For some people, that feels exciting.
For many of you, it feels like pressure.
If you’re in recovery.
If you’re dealing with CPS.
If you’re rebuilding after domestic violence.
A new year doesn’t always feel hopeful. Sometimes it feels like another deadline. Another chance to disappoint yourself. Another reminder of how far you still have to go.
Most New Year’s resolutions aren’t made for real life. They don’t leave room for court dates, trauma triggers, safety planning, exhaustion, or days when just getting out of bed is the win. They sound good in January and quietly fall apart by February, and when they do, shame usually shows up right on time.
You don’t need that.
You don’t need a resolution that sets you up to fail.

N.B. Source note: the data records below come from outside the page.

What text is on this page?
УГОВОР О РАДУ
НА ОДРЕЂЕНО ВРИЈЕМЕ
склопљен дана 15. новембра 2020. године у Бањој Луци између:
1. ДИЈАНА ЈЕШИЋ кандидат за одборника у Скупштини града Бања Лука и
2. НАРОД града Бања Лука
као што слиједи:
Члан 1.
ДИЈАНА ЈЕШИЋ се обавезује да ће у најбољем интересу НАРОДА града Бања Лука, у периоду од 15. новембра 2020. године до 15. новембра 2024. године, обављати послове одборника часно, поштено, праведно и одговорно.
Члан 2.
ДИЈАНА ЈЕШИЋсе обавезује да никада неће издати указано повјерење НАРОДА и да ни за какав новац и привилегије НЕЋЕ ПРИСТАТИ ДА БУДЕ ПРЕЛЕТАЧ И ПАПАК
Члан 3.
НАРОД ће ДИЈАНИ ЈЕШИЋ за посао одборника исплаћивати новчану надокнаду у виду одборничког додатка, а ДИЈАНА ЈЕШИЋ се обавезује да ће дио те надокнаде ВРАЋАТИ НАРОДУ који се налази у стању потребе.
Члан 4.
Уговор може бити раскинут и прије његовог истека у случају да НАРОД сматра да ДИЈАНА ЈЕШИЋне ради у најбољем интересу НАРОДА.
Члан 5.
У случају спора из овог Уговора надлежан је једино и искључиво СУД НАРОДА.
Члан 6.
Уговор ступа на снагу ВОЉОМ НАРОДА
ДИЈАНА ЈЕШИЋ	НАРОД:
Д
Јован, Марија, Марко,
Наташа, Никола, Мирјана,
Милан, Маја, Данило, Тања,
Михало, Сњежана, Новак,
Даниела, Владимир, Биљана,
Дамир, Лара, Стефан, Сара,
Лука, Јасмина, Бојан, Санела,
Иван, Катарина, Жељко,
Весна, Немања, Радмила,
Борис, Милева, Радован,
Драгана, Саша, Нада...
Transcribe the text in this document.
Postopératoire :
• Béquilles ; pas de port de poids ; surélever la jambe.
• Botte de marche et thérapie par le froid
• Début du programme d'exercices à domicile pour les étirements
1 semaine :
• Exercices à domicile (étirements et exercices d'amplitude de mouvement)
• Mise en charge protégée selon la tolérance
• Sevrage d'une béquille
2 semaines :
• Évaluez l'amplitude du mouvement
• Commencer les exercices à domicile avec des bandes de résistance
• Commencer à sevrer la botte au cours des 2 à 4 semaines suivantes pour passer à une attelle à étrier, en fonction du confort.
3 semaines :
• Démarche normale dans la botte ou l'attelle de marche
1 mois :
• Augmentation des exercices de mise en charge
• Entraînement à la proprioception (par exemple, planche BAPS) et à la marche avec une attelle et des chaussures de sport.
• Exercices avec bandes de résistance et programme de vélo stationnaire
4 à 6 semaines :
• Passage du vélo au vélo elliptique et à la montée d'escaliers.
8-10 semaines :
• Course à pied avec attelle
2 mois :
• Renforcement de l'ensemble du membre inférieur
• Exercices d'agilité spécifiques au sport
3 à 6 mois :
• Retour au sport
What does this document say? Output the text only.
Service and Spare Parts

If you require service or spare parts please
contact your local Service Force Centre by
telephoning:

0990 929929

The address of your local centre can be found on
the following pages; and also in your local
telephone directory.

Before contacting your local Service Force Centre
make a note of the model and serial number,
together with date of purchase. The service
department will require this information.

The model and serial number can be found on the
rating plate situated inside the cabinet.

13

You need something steadier than that.
A resolution is like promising you’ll be at the top of the stairs without acknowledging how many steps there are or how tired your legs already feel. A plan is slower. It’s turning on the light, grabbing the handrail, and taking the next step you can actually manage.
Progress doesn’t happen all at once. Some days feel solid and clear. Other days feel dim and uncertain. That doesn’t mean you’re going backward. It means you’re still in it.
This year doesn’t have to be about becoming someone completely different. It can be about becoming more intentional with the life you’re already rebuilding.
Instead of saying, “This year I won’t mess up,”
try saying, “This year I’ll know what to do when things get hard.”
That’s where change actually lives.
Set goals that are honest.
Not perfect. Not impressive. Honest.
Goals like:
staying engaged in recovery
creating stability for your kids
showing up for required steps, even when it’s uncomfortable
learning how to feel safe again
building a life that isn’t just about survival
Then break those goals down into action steps that don’t overwhelm you:
scheduling one appointment
attending one group
making one phone call you’ve been avoiding
turning in one piece of paperwork
asking for help instead of disappearing
And give yourself a timeframe that respects reality. Not by next week. Not by the end of the year.
Think in terms of:
the next 30 days
this month
before the next court date
by the next season
Your life isn’t rebuilt overnight. It’s rebuilt piece by piece. Some rooms take longer than others. Some repairs are invisible to everyone except you. That doesn’t make them less important.
Some of you are still undoing harm that wasn’t your fault.
Some of you are learning how to trust your own decisions again.
Some of you are showing up every day with fear in your chest and doing it anyway.
If no one has said this to you yet in 2026, let this be the moment you hear it:
You are not behind.
You are not broken.
You are not failing.
You are doing hard work in a world that prefers quick fixes and tidy stories. Healing doesn’t follow calendar years. It follows honesty, effort, and time.
So don’t make resolutions that disappear.
Make a plan that can bend.
Set goals that meet you where you are.
Take steps that keep you moving, even slowly.
Give yourself permission to be human while you’re healing.
And if today all you did was keep going, that counts.